Clara se redresse et vient s’allonger à côté de moi, je l’embrasse. Mes mains caressent sa poitrine, je descends jusqu’à son bas-ventre, y glisse un doigt, ma bouche suit le même chemin. J’embrasse sa petite toison avant d’y glisser la langue, mon doigt descend jusqu’à son anus et, dans un petit mouvement circulaire, y pénètre doucement. Ma langue joue avec son clitoris, Clara se cambre et jouit dans un petit cri étouffé par l’oreiller qu’elle vient de se mettre sur la tête.
Je m’allonge à côté d’elle et l’embrasse, c’est là, dans les bras l’un de l’autre, que nous nous endormons en cette fin d’après-midi.
—oooOOOooo—
Voilà deux ans maintenant que Sarah est partie, le divorce a été prononcé.
Elle s’est installée avec Alain mais ça n’a pas marché comme elle le voulait et ils se sont séparés après six mois de vie commune, elle est retournée chez sa mère avec Marie. Je la vois régulièrement, notamment quand je vais chercher ma fille pour le week-end ou les vacances. On peut dire que ça ne se passe pas trop mal, les relations sont bonnes, sans disputes, sans cris, c’est mieux pour Marie.
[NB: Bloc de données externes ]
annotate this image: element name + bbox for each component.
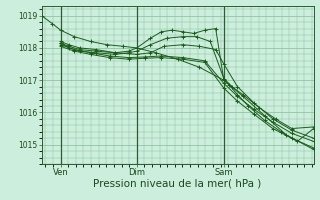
X-axis label: Pression niveau de la mer( hPa ): Pression niveau de la mer( hPa )	[93, 179, 262, 189]
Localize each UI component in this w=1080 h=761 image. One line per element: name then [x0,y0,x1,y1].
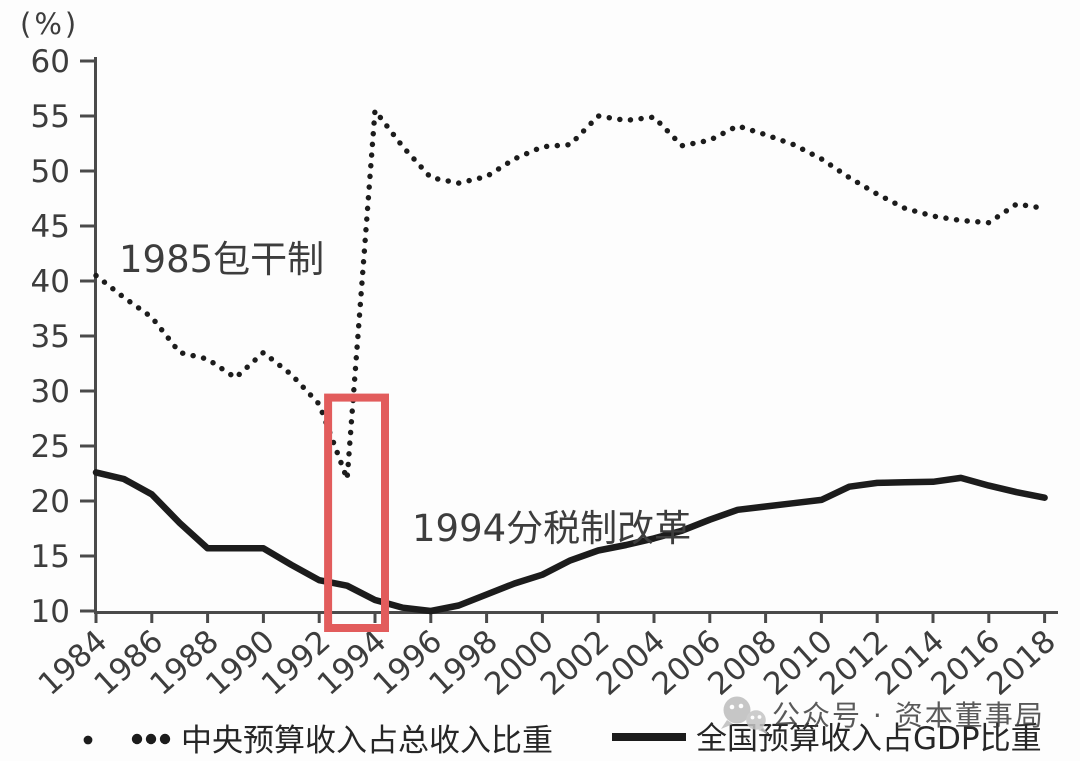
annotations: 1985包干制 1994分税制改革 [119,238,691,550]
wechat-eye [738,703,744,709]
y-tick-label: 35 [31,319,70,355]
wechat-icon [721,696,768,734]
watermark-text: 公众号 · 资本董事局 [772,699,1045,732]
dotted-series-marker-icon [83,735,93,745]
y-tick-label: 20 [31,484,70,520]
y-tick-label: 30 [31,374,70,410]
y-tick-label: 10 [31,594,70,630]
y-tick-label: 40 [31,264,70,300]
y-tick-label: 55 [31,99,70,135]
y-tick-label: 50 [31,154,70,190]
wechat-eye [729,704,735,710]
x-axis: 1984198619881990199219941996199820002002… [32,612,1063,703]
gdp-share-solid-line [92,469,1048,615]
dotted-series-marker-icon [159,733,171,745]
wechat-eye [757,715,762,719]
dotted-series-marker-icon [145,733,157,745]
wechat-bubble-small [746,710,766,730]
y-tick-label: 60 [31,44,70,80]
y-tick-label: 15 [31,539,70,575]
legend-item-central: 中央预算收入占总收入比重 [83,723,553,759]
y-axis: 60 55 50 45 40 35 30 25 20 15 10 [31,44,95,630]
legend-label-central-share: 中央预算收入占总收入比重 [181,723,553,759]
wechat-bubble-large-tail [721,720,733,729]
y-tick-label: 25 [31,429,70,465]
annotation-1994: 1994分税制改革 [412,507,691,550]
data-series [92,107,1048,615]
y-axis-unit-label: (%) [20,7,79,41]
central-share-dotted-line [93,107,1048,482]
wechat-bubble-large [723,696,751,724]
watermark: 公众号 · 资本董事局 [721,696,1045,734]
y-tick-label: 45 [31,209,70,245]
annotation-1985: 1985包干制 [119,238,324,281]
axes [94,57,1058,614]
highlight-box-1994-reform [324,393,390,632]
wechat-bubble-small-tail [758,727,768,734]
dotted-series-marker-icon [131,733,143,745]
wechat-eye [750,715,755,720]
J’ai revendu la pâtisserie et suis venu m’installer avec Clara au camping, elle s’occupe du côté administratif et moi du côté vente-à-emporter, nous sommes heureux et la saison va bientôt battre son plein.
Le camping où tout avait commencé pour moi il y a vingt ans et devenu mon chez moi.
Nous sortons de la mairie où je viens de dire « OUI » à Clara.
Aujourd’hui c’est mon anniversaire…
J’ai quarante ans… et je commence une nouvelle vie.